With the peal of a Fire Department bell and the departure of an empty stretcher, the still-missing victims of the World Trade Center's unspeakable horror were remembered Thursday in a wordless ceremony marking the end of the eight-and-a-half-month cleanup operation.

The solemn service began precisely at 10:29 a.m., the time the second tower collapsed on Sept. 11. It began with a bell sounding out the 5-5-5-5 fire code — four sets of five rings - in memory of 343 fallen firefighters lost at Ground Zero.

The stretcher, escorted by an honor guard representing various agencies and victims' groups, was brought up a 500-foot ramp from the pit where workers labored around the clock.

"This is the closest point I guess I can get to being with him again," said David Bauer III, whose father — a Cantor Fitzgerald worker — was one of the more than 1,700 victims still not identified.

Hundreds of people began gathering at the site more than an hour before the service, filling the seven-story pit that once was the basement of the twin skyscrapers that anchored lower Manhattan.

"When we first got down to the job, there was not even water," said Leo Di Rubbo, 55, a 35-year construction veteran who helped oversee the cleanup as a superintendent from day one.

"Everyone's face was dirty and black from the dust," he said, "and the only places that weren't" were the tracks of tears.

The unprecedented cleanup effort finished several months earlier than anticipated and at a fraction of the estimated cost.

Of the 2,823 people killed in the attack, just 1,102 have been identified. Nearly 20,000 body parts have been recovered.

In the weeks ahead, workers will continue to sift through debris hauled to Staten Island, reports CBS News Correspondent Byron Pitts, still hoping to find and identify more remains. Those remains that cannot be identified will be retained, in case new technology someday makes it possible.

"I have mixed emotions about the whole thing," said Port Authority Police Officer Ray Murray, a regular at the site since Sept. 11, wondering about the victims still missing.

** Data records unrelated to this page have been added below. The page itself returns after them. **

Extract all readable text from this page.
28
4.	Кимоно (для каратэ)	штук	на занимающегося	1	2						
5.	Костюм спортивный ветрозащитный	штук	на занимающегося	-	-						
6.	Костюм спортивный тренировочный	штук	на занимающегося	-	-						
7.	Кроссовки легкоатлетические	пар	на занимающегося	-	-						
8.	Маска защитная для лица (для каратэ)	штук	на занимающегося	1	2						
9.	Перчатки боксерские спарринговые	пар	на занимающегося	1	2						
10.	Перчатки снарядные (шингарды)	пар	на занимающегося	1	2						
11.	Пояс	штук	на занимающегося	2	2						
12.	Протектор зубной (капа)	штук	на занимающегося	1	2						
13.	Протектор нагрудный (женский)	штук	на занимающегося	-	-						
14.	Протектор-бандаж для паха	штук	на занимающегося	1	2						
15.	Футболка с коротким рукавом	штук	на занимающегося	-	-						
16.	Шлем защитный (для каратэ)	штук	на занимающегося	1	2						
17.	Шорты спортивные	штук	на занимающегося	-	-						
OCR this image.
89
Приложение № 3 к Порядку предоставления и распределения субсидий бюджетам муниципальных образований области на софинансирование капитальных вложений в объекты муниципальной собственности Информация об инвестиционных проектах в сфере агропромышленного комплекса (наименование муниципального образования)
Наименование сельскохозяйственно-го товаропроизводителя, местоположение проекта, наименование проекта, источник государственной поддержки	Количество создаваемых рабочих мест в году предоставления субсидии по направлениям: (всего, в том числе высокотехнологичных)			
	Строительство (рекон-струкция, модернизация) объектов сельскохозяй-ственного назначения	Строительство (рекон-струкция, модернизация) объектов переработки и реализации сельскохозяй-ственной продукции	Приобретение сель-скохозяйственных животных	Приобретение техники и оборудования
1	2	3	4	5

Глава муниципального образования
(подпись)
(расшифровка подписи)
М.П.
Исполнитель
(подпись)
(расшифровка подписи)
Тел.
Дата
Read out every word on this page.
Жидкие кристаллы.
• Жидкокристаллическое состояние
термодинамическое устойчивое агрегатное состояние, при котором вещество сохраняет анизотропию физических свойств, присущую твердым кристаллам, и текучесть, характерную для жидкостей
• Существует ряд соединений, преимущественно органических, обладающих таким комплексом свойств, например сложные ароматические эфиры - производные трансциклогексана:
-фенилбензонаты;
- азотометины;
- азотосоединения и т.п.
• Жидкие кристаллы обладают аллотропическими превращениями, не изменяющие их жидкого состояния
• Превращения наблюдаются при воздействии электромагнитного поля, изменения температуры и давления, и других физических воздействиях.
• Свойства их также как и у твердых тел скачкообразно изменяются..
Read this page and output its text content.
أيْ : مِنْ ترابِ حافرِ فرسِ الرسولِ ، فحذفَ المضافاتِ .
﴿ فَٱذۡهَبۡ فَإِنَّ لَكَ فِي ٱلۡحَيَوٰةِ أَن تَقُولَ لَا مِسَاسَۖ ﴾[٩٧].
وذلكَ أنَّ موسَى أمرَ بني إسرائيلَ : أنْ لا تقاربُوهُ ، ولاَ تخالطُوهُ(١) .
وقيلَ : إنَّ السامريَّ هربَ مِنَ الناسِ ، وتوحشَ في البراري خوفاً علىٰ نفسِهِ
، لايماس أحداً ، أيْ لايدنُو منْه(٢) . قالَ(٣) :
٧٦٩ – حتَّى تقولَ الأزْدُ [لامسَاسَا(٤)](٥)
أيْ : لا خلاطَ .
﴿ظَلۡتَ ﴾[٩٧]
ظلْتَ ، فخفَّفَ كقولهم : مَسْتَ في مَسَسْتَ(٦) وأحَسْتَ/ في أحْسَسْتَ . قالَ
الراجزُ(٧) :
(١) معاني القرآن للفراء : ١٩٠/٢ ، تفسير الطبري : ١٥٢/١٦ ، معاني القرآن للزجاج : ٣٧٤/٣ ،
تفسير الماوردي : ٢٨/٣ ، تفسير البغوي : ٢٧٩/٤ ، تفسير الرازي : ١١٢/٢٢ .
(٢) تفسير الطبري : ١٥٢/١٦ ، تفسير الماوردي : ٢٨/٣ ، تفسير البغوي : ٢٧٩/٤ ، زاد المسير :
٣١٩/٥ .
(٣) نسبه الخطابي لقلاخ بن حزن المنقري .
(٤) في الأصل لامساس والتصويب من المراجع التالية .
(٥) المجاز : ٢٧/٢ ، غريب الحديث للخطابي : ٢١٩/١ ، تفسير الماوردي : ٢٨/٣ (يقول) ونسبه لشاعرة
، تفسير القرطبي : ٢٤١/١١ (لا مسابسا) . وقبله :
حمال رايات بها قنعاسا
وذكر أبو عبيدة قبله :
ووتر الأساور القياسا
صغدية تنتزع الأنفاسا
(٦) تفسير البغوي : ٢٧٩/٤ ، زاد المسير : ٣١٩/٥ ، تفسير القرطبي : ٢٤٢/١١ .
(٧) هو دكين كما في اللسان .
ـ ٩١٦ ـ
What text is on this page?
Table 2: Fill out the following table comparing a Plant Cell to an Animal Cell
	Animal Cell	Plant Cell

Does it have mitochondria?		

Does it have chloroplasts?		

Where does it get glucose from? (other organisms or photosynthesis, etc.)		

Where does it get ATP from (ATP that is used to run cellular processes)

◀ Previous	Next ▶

"I'm glad that we get to go on with our lives," he continued. "At the same time, we'll never forget what happened here."

A truck carrying the trade center's last steel beam, which stood until it was cut down Tuesday night, followed the empty stretcher. Draped in a black cloth and American flag, it was driven to a Kennedy Airport hangar to be put in storage, perhaps to be used someday for a monument.

At times, the only sounds were the rumble of vehicles and the breeze, which carried a trace of the acrid smell that hung over lower Manhattan for months after the attack.

Among those in the crowd were Mayor Michael Bloomberg and his predecessor, Rudolph Giuliani, who won acclaim for his stewardship of the city after the attack.

At the end, the crowd burst into applause for the officers, firefighters and construction workers leaving Ground Zero. Some tossed flowers into the void where the towers once stood. Many hung back after it was over, leaning over guardrails to stare into the crater.

Several family groups unable to attend Thursday's ceremony have scheduled their own Ground Zero service on Sunday.

Control of the site now moves from the city to the Port Authority of New York and New Jersey, which owns the land. A redevelopment plan is expected by year's end.